As you interview prospective midwives, some general points to consider include her training, education and experience, options for location of delivery (home, birth center or hospital), if they share an office rotation or call schedule with other providers – can you meet the other providers, insurance coverage and fees. You might also ask about requirements for prenatal childbirth education, length and frequency of prenatal visits, pain-management options for delivery and follow-up care after delivery. Discuss your desires surrounding your pregnancy and childbirth experience and inquire about their philosophies.

Childbearing women who are under a midwife’s care generally have normal pregnancies without complications. Midwives are trained to recognize complications and variations of “normal” and often collaborate with other providers such as obstetricians, maternal-fetal specialists, chiropractors, massage therapists and lactation consultants. Talk with your prospective midwife about your risk factors. During the interview process, you may wish to disclose your age and any other concerns that may impact your pregnancy and labor.

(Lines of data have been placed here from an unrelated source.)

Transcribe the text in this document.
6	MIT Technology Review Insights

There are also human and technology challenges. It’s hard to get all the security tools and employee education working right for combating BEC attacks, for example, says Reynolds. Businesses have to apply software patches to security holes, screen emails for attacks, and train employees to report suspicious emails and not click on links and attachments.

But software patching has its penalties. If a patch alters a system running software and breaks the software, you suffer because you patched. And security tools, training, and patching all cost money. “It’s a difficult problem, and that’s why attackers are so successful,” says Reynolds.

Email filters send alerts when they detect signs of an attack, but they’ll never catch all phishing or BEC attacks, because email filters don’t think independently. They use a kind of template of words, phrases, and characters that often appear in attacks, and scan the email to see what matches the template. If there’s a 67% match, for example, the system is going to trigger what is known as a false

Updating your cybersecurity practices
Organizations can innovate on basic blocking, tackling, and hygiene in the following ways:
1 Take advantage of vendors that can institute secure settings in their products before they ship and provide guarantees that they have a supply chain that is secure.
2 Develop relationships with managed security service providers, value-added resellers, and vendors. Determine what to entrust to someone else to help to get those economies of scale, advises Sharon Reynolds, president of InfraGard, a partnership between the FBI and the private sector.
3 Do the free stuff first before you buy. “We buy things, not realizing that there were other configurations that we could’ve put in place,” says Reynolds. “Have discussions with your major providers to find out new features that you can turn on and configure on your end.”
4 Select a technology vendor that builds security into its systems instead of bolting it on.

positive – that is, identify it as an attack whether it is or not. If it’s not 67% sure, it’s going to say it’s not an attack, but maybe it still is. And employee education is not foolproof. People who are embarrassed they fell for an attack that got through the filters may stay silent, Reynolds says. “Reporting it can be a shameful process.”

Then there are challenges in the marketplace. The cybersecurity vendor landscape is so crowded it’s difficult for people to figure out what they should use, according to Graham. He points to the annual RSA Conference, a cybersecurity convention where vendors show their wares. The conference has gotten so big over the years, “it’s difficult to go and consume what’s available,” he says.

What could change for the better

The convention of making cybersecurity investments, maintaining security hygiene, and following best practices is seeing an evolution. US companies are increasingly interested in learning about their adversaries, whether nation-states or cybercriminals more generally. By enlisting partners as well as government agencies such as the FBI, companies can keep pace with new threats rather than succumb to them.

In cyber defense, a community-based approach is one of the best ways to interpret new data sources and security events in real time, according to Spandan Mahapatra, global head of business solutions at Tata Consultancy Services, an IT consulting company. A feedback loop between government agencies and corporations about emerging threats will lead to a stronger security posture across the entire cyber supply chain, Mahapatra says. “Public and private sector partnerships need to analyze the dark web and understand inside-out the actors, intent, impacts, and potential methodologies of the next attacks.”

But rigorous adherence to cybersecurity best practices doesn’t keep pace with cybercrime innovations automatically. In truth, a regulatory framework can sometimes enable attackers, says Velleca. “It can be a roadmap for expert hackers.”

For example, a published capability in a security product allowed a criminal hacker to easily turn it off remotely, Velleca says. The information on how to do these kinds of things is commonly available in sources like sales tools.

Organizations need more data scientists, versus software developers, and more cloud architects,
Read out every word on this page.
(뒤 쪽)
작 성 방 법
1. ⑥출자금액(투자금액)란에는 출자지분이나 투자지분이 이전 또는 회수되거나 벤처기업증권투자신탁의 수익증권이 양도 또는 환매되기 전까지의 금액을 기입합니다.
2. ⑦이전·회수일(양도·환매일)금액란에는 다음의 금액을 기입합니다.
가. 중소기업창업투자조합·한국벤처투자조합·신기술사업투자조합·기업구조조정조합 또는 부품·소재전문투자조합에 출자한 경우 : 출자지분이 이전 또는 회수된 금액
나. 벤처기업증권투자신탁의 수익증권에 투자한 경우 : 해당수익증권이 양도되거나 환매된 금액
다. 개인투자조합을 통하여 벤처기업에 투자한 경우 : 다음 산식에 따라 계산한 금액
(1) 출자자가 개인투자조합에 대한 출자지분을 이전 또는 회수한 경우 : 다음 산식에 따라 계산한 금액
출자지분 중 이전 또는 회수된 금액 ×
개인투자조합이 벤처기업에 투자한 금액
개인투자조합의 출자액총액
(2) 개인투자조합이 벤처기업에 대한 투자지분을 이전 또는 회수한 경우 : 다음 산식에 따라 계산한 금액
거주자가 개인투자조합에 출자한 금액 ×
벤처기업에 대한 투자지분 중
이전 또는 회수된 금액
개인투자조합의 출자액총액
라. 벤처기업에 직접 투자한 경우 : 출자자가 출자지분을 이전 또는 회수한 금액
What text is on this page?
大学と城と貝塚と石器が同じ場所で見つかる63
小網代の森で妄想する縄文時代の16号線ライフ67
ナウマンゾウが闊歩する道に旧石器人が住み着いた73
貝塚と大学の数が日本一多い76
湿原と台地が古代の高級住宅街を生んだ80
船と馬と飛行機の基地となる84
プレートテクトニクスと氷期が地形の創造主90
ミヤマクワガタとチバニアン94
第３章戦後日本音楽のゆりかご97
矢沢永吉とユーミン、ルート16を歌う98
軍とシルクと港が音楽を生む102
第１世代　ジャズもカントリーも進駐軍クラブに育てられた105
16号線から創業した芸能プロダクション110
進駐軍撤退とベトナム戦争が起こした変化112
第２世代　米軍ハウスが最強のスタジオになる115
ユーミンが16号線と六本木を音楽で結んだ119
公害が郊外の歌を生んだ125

Inquire about any relative policies, protocols or guidelines that may affect your care. You may wish to research your options for genetic testing and find out which tests are offered, and which are recommended based on your age. Additionally, what other types of prenatal tests are offered or recommended based on your circumstances? Ask which conditions you are at increased risk for and how you will be screened. Find out the midwife’s policy in the event that a high-risk condition develops during your pregnancy, delivery or post-partum period. Are there other providers in their practice that are available to co-manage those complications or would you need to transfer to another group? Good luck and best wishes on your journey!